Posted by Ed 9 mths ago 
Filipino Photographer Terence Ver Angsioco spends 66 days on Coron Island to meet the tribe who own an ocean.

‘We forgot the serving spoon.’

Wielding a machete isn’t the response I expect from Chef Hilven, but he’s a solutions kind of guy. To the crackled blare of Bob Marley’s Give Me Love, he aggressively starts hacking away at a tube of bamboo. Splinters slice into the sand like drunk arrows, but Hilven’s cavalier cool suggests this is how he always sources his cutlery.

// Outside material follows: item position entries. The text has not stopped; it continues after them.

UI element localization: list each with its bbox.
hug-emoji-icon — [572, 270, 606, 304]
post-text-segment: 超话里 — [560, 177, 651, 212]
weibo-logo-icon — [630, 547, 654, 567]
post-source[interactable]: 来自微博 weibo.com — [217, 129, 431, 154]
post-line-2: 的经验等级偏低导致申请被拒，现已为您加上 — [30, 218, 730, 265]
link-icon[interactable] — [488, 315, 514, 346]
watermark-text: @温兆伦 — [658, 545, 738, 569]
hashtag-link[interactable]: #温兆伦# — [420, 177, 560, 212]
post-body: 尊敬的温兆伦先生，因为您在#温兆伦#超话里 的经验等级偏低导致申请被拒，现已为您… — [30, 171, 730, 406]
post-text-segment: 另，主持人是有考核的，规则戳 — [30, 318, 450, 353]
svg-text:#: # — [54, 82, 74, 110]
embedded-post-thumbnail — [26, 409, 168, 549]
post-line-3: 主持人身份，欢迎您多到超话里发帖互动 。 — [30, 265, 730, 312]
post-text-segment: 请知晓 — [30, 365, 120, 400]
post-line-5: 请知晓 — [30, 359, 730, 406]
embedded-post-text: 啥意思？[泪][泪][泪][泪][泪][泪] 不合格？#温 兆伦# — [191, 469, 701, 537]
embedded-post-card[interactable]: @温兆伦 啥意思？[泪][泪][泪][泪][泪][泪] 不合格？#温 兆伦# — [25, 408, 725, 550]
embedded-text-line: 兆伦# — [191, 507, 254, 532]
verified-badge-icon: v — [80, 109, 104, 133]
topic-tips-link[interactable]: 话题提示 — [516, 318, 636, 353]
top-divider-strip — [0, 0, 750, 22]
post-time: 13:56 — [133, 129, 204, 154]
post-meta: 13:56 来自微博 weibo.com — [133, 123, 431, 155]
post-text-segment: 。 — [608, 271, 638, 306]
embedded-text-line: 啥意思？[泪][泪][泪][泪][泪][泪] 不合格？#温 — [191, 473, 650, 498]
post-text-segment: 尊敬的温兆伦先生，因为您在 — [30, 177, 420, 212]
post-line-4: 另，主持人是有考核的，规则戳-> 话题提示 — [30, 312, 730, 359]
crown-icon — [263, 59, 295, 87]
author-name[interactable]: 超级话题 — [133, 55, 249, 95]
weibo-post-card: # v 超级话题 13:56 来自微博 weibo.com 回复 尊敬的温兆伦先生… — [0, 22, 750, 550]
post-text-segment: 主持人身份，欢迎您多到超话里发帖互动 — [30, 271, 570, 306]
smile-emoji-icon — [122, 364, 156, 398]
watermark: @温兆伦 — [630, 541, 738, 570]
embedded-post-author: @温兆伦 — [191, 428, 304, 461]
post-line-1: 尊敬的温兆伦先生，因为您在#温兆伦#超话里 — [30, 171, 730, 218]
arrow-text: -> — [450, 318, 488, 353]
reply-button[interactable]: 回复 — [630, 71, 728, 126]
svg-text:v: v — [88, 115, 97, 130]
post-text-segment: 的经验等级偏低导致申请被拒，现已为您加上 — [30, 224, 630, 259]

He’s well aware that his heroism is being caught on camera, but I’m happy to film and swoon. My new bro makes something out of nothing daily. He cuts problems down to size. Finds wealth in weird places. Today’s win is the abandoned cove he’s brought us to – the set for our latest episode of Island Cooking.

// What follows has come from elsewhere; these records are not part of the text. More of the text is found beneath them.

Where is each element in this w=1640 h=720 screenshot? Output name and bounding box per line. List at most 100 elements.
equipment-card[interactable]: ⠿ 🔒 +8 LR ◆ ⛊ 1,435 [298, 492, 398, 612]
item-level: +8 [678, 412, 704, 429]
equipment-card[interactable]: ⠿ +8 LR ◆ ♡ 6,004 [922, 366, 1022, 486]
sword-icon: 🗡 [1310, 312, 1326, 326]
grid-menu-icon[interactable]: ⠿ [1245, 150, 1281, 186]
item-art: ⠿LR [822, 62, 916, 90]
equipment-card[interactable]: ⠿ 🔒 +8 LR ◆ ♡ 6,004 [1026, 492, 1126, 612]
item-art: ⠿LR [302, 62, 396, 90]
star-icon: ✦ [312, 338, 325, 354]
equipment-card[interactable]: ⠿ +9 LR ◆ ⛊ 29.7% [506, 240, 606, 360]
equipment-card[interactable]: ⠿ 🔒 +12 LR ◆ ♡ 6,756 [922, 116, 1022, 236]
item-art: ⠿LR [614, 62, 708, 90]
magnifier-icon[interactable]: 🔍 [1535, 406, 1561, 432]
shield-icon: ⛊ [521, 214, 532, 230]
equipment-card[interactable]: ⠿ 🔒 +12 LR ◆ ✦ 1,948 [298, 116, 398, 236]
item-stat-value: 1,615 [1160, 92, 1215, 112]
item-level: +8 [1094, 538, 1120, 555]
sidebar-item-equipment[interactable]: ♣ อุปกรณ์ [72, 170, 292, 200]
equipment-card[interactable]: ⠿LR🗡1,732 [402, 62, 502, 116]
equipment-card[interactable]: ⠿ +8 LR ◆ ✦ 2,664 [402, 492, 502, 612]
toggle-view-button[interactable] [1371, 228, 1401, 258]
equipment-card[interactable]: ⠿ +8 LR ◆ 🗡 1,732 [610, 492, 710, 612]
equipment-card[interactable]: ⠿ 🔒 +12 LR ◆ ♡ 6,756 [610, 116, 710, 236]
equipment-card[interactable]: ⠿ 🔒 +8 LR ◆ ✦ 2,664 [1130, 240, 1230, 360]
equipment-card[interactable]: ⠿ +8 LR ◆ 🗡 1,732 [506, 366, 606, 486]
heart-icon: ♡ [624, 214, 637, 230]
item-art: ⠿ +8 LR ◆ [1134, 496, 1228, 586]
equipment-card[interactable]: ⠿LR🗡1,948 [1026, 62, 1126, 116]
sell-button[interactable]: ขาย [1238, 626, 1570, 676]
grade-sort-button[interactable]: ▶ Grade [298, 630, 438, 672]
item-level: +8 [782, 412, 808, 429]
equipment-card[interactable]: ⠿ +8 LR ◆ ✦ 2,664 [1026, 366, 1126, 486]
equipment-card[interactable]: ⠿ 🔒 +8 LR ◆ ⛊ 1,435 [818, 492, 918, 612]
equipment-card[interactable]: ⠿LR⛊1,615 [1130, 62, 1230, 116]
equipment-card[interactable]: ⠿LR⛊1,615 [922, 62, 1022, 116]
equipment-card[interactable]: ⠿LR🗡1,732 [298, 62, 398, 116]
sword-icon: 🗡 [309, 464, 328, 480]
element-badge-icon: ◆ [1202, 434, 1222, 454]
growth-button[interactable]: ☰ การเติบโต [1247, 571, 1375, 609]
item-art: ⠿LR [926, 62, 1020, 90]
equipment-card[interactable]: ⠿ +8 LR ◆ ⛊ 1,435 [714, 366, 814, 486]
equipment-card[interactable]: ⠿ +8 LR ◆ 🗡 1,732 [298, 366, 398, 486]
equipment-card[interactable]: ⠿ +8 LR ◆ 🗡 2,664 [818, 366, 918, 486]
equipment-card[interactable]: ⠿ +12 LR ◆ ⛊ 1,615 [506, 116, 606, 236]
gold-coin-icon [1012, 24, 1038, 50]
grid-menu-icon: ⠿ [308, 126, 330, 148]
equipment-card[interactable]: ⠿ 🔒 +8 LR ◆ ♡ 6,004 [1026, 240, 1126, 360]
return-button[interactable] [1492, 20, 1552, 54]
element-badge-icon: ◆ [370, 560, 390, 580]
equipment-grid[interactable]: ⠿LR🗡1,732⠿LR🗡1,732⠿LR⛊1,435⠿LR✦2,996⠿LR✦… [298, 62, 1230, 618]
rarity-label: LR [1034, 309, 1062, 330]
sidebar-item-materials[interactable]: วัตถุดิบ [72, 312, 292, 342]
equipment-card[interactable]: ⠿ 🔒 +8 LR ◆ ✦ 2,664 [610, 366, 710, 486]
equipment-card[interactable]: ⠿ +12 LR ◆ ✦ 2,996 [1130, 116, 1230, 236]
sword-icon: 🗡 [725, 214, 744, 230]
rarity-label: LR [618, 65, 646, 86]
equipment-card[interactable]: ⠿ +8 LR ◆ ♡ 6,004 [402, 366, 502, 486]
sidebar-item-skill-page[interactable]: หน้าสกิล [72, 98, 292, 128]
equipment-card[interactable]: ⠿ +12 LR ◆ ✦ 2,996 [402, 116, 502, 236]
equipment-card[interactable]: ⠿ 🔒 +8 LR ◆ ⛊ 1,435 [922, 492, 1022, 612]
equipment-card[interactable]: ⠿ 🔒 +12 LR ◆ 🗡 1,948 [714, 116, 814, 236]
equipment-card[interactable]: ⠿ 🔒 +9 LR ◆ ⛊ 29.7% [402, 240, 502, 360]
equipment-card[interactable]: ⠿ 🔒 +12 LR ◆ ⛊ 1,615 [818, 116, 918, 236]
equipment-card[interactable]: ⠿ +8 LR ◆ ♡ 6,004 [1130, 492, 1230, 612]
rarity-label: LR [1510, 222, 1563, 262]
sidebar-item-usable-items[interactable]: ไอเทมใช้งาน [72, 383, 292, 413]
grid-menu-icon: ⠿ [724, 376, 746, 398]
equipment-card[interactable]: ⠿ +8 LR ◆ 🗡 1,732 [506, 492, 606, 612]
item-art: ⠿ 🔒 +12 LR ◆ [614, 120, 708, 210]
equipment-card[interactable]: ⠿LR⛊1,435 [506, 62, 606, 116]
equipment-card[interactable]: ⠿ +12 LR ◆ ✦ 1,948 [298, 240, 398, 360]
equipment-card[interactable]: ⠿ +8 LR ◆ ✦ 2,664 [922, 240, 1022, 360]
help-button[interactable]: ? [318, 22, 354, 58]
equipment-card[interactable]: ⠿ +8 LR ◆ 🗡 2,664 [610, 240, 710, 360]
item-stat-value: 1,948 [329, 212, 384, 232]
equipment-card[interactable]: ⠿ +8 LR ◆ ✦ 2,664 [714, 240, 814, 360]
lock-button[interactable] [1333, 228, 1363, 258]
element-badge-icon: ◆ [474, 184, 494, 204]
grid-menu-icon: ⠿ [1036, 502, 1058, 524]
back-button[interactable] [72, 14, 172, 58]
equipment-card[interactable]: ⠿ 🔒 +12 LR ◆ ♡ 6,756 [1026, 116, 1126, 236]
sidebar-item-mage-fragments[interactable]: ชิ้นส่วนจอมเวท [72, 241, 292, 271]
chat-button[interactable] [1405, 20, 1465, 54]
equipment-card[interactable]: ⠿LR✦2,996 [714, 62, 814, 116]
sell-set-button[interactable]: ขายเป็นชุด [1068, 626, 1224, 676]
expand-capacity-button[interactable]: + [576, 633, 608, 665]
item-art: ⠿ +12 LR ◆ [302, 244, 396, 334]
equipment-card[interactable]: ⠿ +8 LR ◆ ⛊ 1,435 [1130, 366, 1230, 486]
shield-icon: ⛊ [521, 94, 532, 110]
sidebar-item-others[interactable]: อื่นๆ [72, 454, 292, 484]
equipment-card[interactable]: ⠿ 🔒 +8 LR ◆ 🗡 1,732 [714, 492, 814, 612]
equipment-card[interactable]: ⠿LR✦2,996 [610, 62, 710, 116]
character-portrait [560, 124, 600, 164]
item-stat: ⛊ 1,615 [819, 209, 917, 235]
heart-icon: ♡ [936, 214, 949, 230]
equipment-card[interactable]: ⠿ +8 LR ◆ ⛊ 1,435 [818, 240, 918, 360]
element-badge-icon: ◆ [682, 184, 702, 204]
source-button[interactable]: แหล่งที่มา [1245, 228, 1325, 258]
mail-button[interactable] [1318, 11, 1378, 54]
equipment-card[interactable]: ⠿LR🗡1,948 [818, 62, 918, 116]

The sand strip is guarded by sheer limestone cliffs that lean over us like policemen. Clutches of forest sprout from the rock, suspended in mid-air, peering with green jealousy at the ocean below. These open waters braid inlets through Coron Island’s cliffs, widening into lagoons inland – teal lakes considered sacred by the Tagbanua people. They’re also wrapped in tribal stories, and their exact locations are kept secret from outsiders. It’s a hell of a back yard for Hilven.